Two weeks ago today, a police officer shot and killed an unarmed black teenager, Michael Brown, in Ferguson, Missouri.
People and organizations have responded with shock, outrage, and solidarity, especially as the police have met the community’s nightly protests with rubber bullets, tear gas, and assault rifles.
But for us, as young people leading Gay-Straight Alliance clubs across the country – including in St. Louis – this murder did not come as a shock. We know what it is to be criminalized and we are outraged, but our outrage is not restricted to the Ferguson town limits or even the police force.
Michael Brown’s murder is one of many tragic expressions of a system that we fight to survive under every day. It is a system rooted in a historic pattern of racism, violence against the black community, as well as homophobia and transphobia. It is a system that criminalizes young people, pushing us out of school and into incarceration or death.
We do not only stand in solidarity with the community of Ferguson; we stand in active resistance to the systems of oppression that killed Michael Brown, terrorize his community, and have a devastating effect on all of our lives.
This system affected Michael Brown long before August 9th. He attended a high school that, with its alarmingly high suspension rate, treats its almost entirely black student population as a problem that cannot be solved, only removed. He survived this school only to be murdered by the state before he could continue his education. As his community responds to his murder in anguish and protest, the town has shut down its schools, denying even more youth an education and a meal that many count on.
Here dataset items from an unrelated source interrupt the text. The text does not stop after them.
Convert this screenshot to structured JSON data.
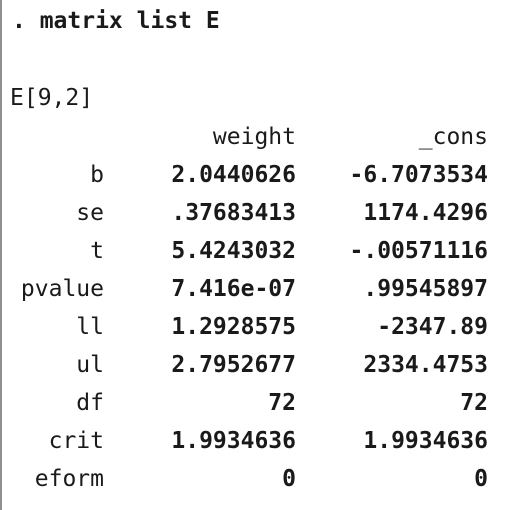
{
  "command": ". matrix list E",
  "matrix_label": "E[9,2]",
  "columns": [
    "weight",
    "_cons"
  ],
  "rows": [
    {
      "name": "b",
      "weight": "2.0440626",
      "cons": "-6.7073534"
    },
    {
      "name": "se",
      "weight": ".37683413",
      "cons": "1174.4296"
    },
    {
      "name": "t",
      "weight": "5.4243032",
      "cons": "-.00571116"
    },
    {
      "name": "pvalue",
      "weight": "7.416e-07",
      "cons": ".99545897"
    },
    {
      "name": "ll",
      "weight": "1.2928575",
      "cons": "-2347.89"
    },
    {
      "name": "ul",
      "weight": "2.7952677",
      "cons": "2334.4753"
    },
    {
      "name": "df",
      "weight": "72",
      "cons": "72"
    },
    {
      "name": "crit",
      "weight": "1.9934636",
      "cons": "1.9934636"
    },
    {
      "name": "eform",
      "weight": "0",
      "cons": "0"
    }
  ]
}
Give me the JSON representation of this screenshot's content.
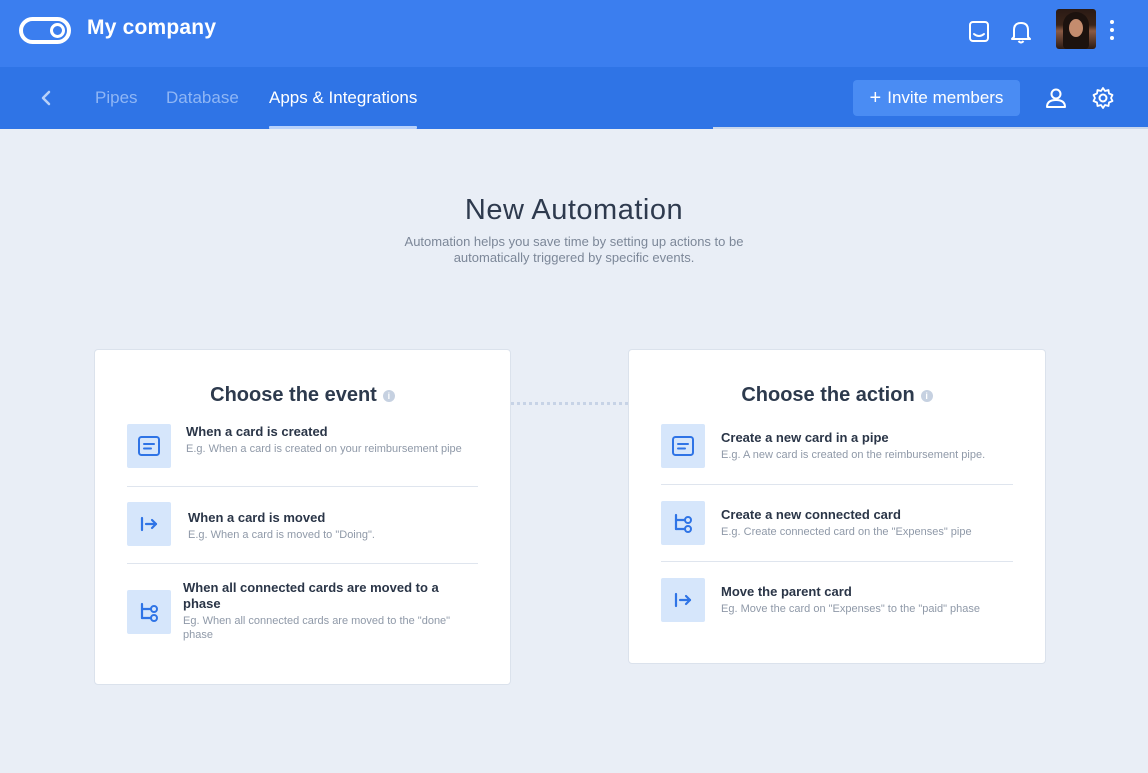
{
  "header": {
    "company_name": "My company",
    "icons": [
      "inbox-icon",
      "bell-icon",
      "avatar",
      "more-vertical-icon"
    ]
  },
  "subnav": {
    "tabs": [
      {
        "label": "Pipes",
        "active": false
      },
      {
        "label": "Database",
        "active": false
      },
      {
        "label": "Apps & Integrations",
        "active": true
      }
    ],
    "invite_label": "Invite members"
  },
  "main": {
    "title": "New Automation",
    "subtitle": "Automation helps you save time by setting up actions to be automatically triggered by specific events."
  },
  "event_panel": {
    "title": "Choose the event",
    "items": [
      {
        "title": "When a card is created",
        "desc": "E.g. When a card is created on your reimbursement pipe",
        "icon": "card-icon"
      },
      {
        "title": "When a card is moved",
        "desc": "E.g. When a card is moved to \"Doing\".",
        "icon": "move-arrow-icon"
      },
      {
        "title": "When all connected cards are moved to a phase",
        "desc": "Eg. When all connected cards are moved to the \"done\" phase",
        "icon": "connected-cards-icon"
      }
    ]
  },
  "action_panel": {
    "title": "Choose the action",
    "items": [
      {
        "title": "Create a new card in a pipe",
        "desc": "E.g. A new card is created on the reimbursement pipe.",
        "icon": "card-icon"
      },
      {
        "title": "Create a new connected card",
        "desc": "E.g. Create connected card on the \"Expenses\" pipe",
        "icon": "connected-cards-icon"
      },
      {
        "title": "Move the parent card",
        "desc": "Eg. Move the card on \"Expenses\" to the \"paid\" phase",
        "icon": "move-arrow-icon"
      }
    ]
  },
  "colors": {
    "topbar": "#3b7eef",
    "subnav": "#2f74e6",
    "background": "#e9eef6",
    "accent": "#3b7eef",
    "icon_tile": "#d6e6fb"
  }
}
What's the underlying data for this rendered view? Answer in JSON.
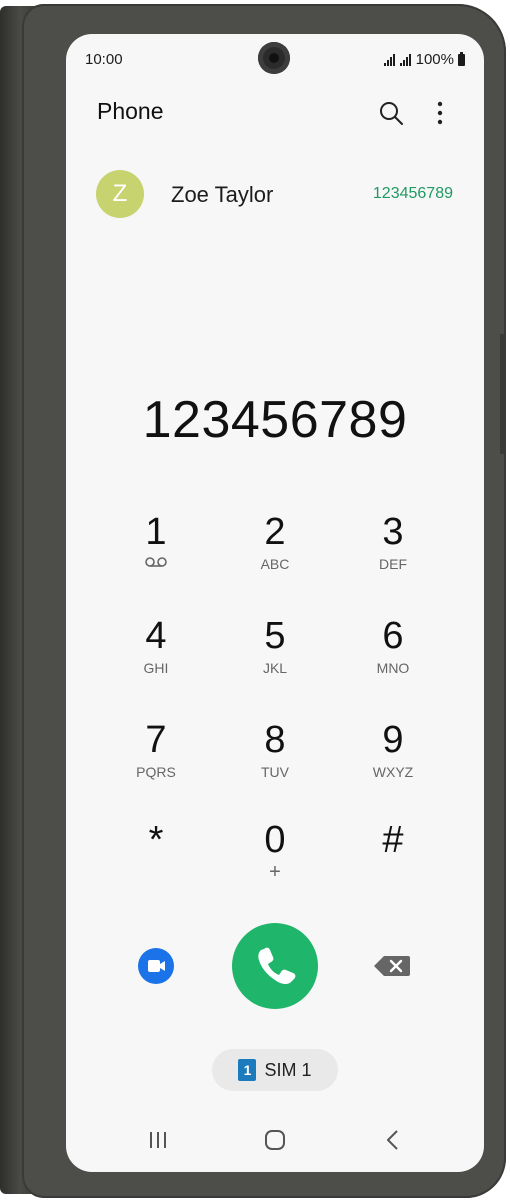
{
  "status_bar": {
    "time": "10:00",
    "battery": "100%"
  },
  "header": {
    "title": "Phone"
  },
  "contact_suggestion": {
    "initial": "Z",
    "name": "Zoe Taylor",
    "number": "123456789"
  },
  "dialer": {
    "entered_number": "123456789"
  },
  "keypad": [
    {
      "digit": "1",
      "letters": ""
    },
    {
      "digit": "2",
      "letters": "ABC"
    },
    {
      "digit": "3",
      "letters": "DEF"
    },
    {
      "digit": "4",
      "letters": "GHI"
    },
    {
      "digit": "5",
      "letters": "JKL"
    },
    {
      "digit": "6",
      "letters": "MNO"
    },
    {
      "digit": "7",
      "letters": "PQRS"
    },
    {
      "digit": "8",
      "letters": "TUV"
    },
    {
      "digit": "9",
      "letters": "WXYZ"
    },
    {
      "digit": "*",
      "letters": ""
    },
    {
      "digit": "0",
      "letters": "+"
    },
    {
      "digit": "#",
      "letters": ""
    }
  ],
  "sim": {
    "badge": "1",
    "label": "SIM 1"
  },
  "colors": {
    "call": "#1fb56b",
    "video": "#1a73e8",
    "contact_number": "#1f9a63",
    "avatar": "#c6d36e"
  },
  "icons": [
    "search-icon",
    "more-options-icon",
    "voicemail-icon",
    "video-call-icon",
    "phone-icon",
    "backspace-icon",
    "recents-nav-icon",
    "home-nav-icon",
    "back-nav-icon"
  ]
}
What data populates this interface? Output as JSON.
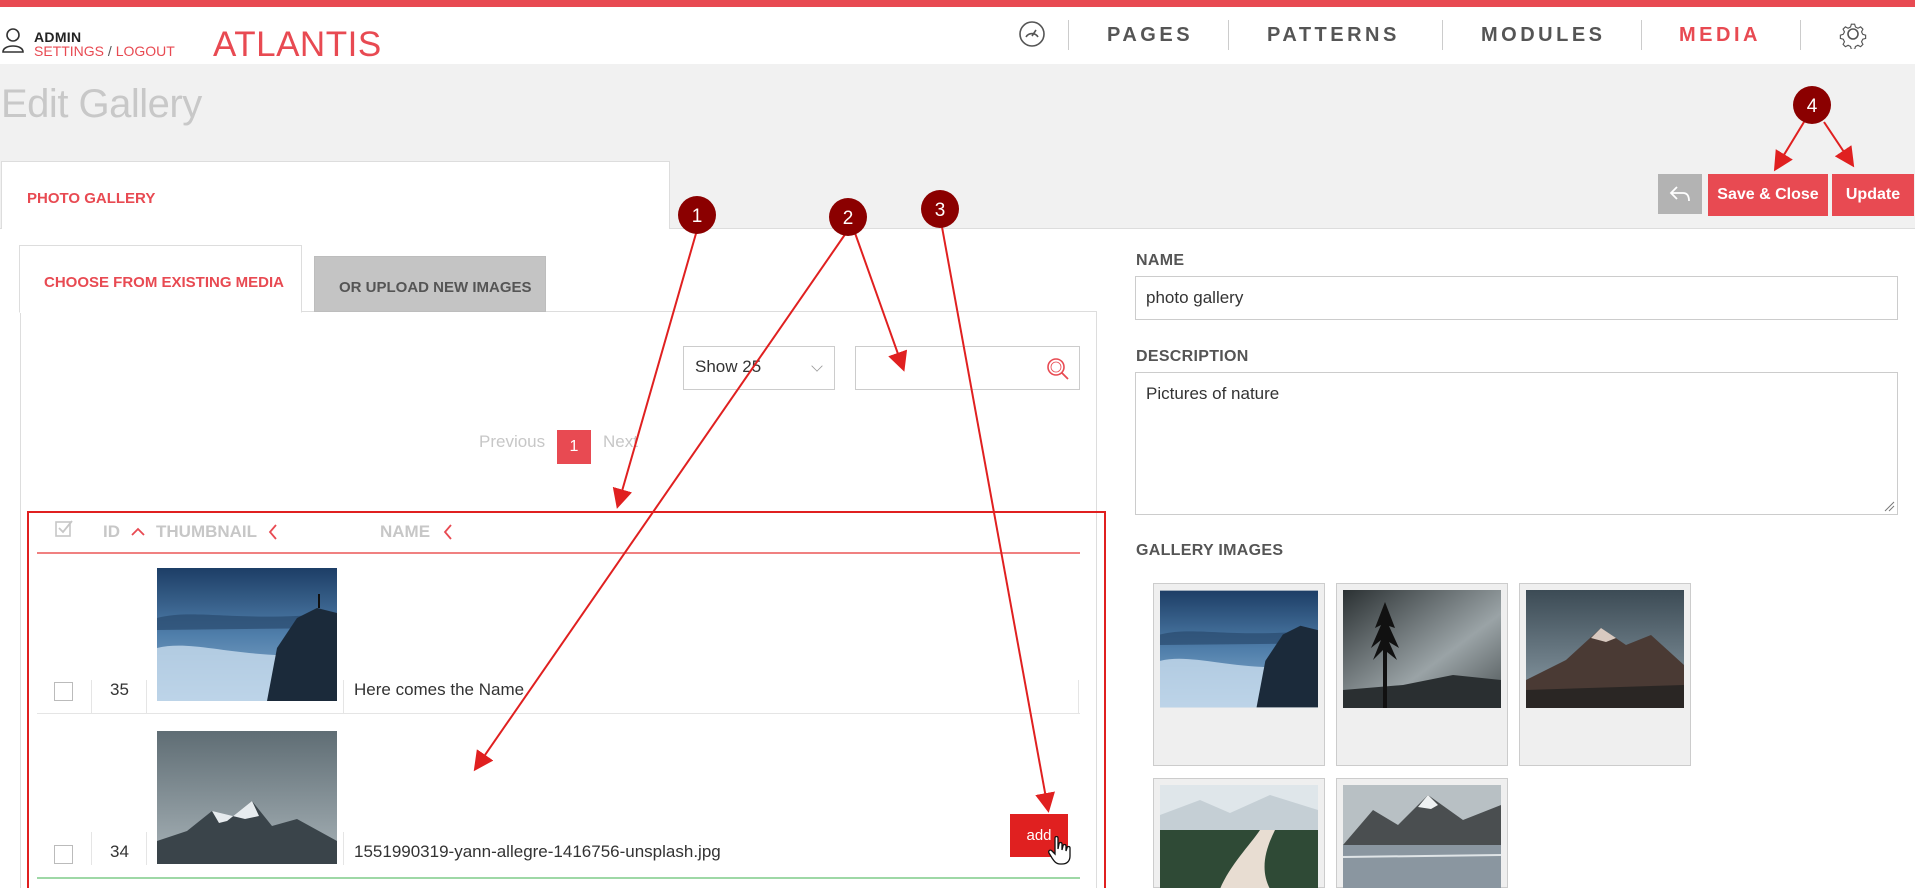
{
  "header": {
    "admin_name": "ADMIN",
    "settings_link": "SETTINGS",
    "separator": "/",
    "logout_link": "LOGOUT",
    "brand": "ATLANTIS",
    "nav": [
      "PAGES",
      "PATTERNS",
      "MODULES",
      "MEDIA"
    ],
    "active_nav": "MEDIA"
  },
  "page_title": "Edit Gallery",
  "panel_tab": "PHOTO GALLERY",
  "actions": {
    "save_close": "Save & Close",
    "update": "Update"
  },
  "media_tabs": {
    "existing": "CHOOSE FROM EXISTING MEDIA",
    "upload": "OR UPLOAD NEW IMAGES"
  },
  "controls": {
    "show_select": "Show 25",
    "search_value": ""
  },
  "pagination": {
    "previous": "Previous",
    "current": "1",
    "next": "Next"
  },
  "table": {
    "columns": [
      "ID",
      "THUMBNAIL",
      "NAME"
    ],
    "rows": [
      {
        "id": "35",
        "name": "Here comes the Name"
      },
      {
        "id": "34",
        "name": "1551990319-yann-allegre-1416756-unsplash.jpg",
        "action": "add"
      }
    ]
  },
  "form": {
    "name_label": "NAME",
    "name_value": "photo gallery",
    "description_label": "DESCRIPTION",
    "description_value": "Pictures of nature",
    "gallery_label": "GALLERY IMAGES"
  },
  "annotations": [
    "1",
    "2",
    "3",
    "4"
  ],
  "colors": {
    "accent": "#e84a52",
    "annotation": "#8b0000",
    "arrow": "#e02020"
  }
}
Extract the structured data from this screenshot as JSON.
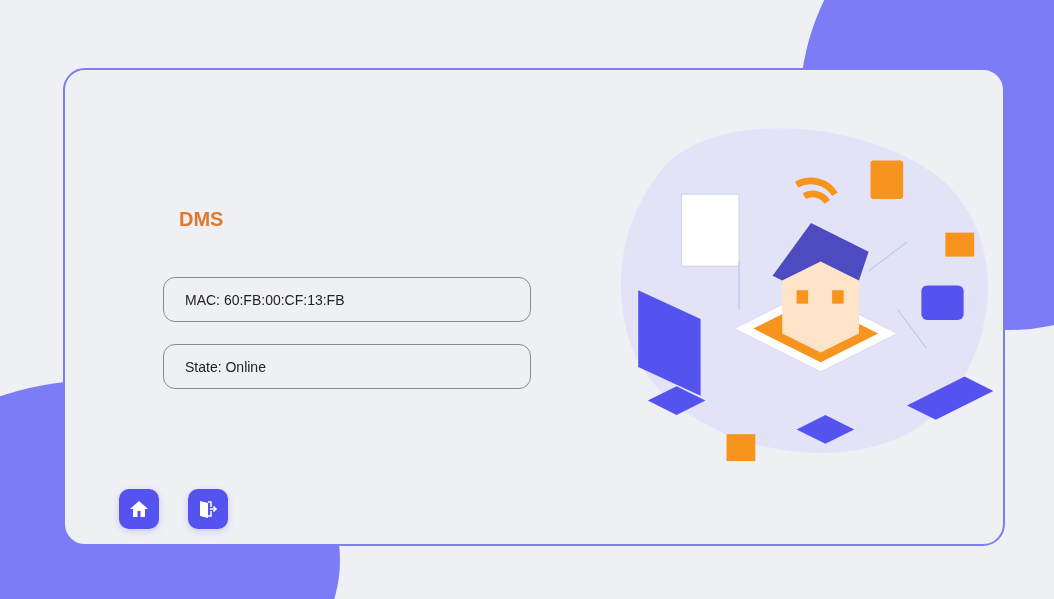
{
  "app": {
    "title": "DMS"
  },
  "fields": [
    {
      "text": "MAC: 60:FB:00:CF:13:FB"
    },
    {
      "text": "State: Online"
    }
  ]
}
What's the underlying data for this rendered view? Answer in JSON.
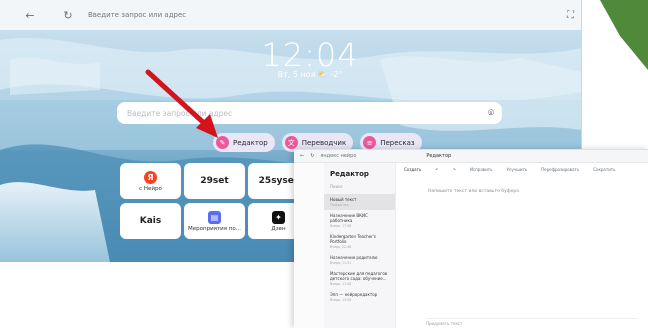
{
  "browser": {
    "address_placeholder": "Введите запрос или адрес",
    "nav_back": "←",
    "nav_refresh": "↻",
    "time": "12:04",
    "date_weather": "Вт, 5 ноя ⛅ -2°",
    "search_placeholder": "Введите запрос или адрес",
    "chips": [
      {
        "label": "Редактор",
        "icon": "pencil-icon"
      },
      {
        "label": "Переводчик",
        "icon": "translate-icon"
      },
      {
        "label": "Пересказ",
        "icon": "summary-icon"
      }
    ],
    "tiles": [
      {
        "big": "Я",
        "small": "с Нейро",
        "icon": "yandex-icon",
        "color": "#fc3f1d"
      },
      {
        "big": "29set",
        "small": ""
      },
      {
        "big": "25syser",
        "small": ""
      },
      {
        "big": "Kais",
        "small": ""
      },
      {
        "big": "",
        "small": "Мероприятия по...",
        "icon": "calendar-icon",
        "color": "#5b6df0"
      },
      {
        "big": "",
        "small": "Дзен",
        "icon": "dzen-icon",
        "color": "#111111"
      }
    ]
  },
  "editor": {
    "url": "яндекс нейро",
    "title": "Редактор",
    "sidebar_title": "Редактор",
    "search_label": "Поиск",
    "documents": [
      {
        "title": "Новый текст",
        "date": "Только что"
      },
      {
        "title": "Назначение ВКИС работника",
        "date": "Вчера, 17:08"
      },
      {
        "title": "Kindergarten Teacher's Portfolio",
        "date": "Вчера, 22:48"
      },
      {
        "title": "Назначение родителю",
        "date": "Вчера, 11:51"
      },
      {
        "title": "Мастерские для педагогов детского сада: обучение...",
        "date": "Вчера, 11:08"
      },
      {
        "title": "Эпп — нейроредактор",
        "date": "Вчера, 13:56"
      }
    ],
    "toolbar": [
      "Создать",
      "↶",
      "↷",
      "Исправить",
      "Улучшить",
      "Перефразировать",
      "Сократить"
    ],
    "hint": "Напишите текст или вставьте буфера",
    "input_placeholder": "Придумать текст"
  },
  "colors": {
    "chip_dot": "#e85a9b",
    "arrow": "#d4141c",
    "corner_green": "#4f8a3a"
  }
}
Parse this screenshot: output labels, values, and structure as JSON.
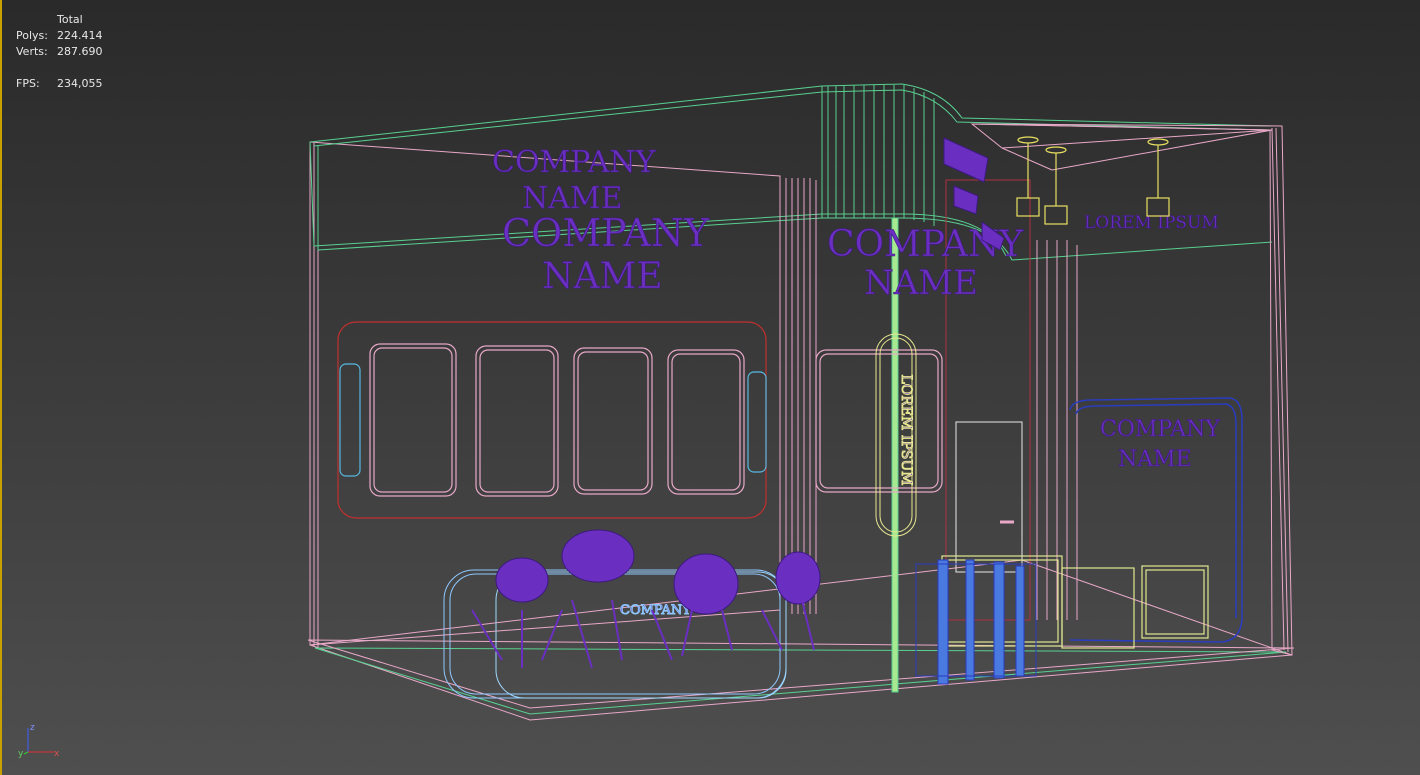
{
  "viewport": {
    "stats": {
      "header": "Total",
      "polys_label": "Polys:",
      "polys_value": "224.414",
      "verts_label": "Verts:",
      "verts_value": "287.690",
      "fps_label": "FPS:",
      "fps_value": "234,055"
    },
    "scene": {
      "header_logo_line1": "COMPANY",
      "header_logo_line2": "NAME",
      "wall_logo_line1": "COMPANY",
      "wall_logo_line2": "NAME",
      "center_logo_line1": "COMPANY",
      "center_logo_line2": "NAME",
      "right_header_text": "LOREM IPSUM",
      "desk_logo_line1": "COMPANY",
      "desk_logo_line2": "NAME",
      "panel_vertical_text": "LOREM IPSUM",
      "counter_text": "COMPANY"
    },
    "axis": {
      "z": "z",
      "y": "y",
      "x": "x"
    },
    "colors": {
      "wire_pink": "#e8a8c8",
      "wire_green": "#58d090",
      "wire_red": "#c03030",
      "wire_purple": "#6a2fc0",
      "wire_blue": "#2a3cc0",
      "wire_lightblue": "#8ec8ff",
      "wire_yellow": "#e0e890",
      "accent_border": "#c8a000"
    }
  }
}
This year, youth of color will make up the majority of students in public schools in the United States. As a community, we are no stranger to police violence and injustice, particularly against our trans sisters of color. GSAs must take part in the national conversation happening on social media and mobilize to support Ferguson and the youth whose schools are closed. But most importantly, we must reflect on how our own communities fit into this system, organize against the criminalization of young people in our own towns, and fight back against the school-to-prison pipeline in our own states and across the country.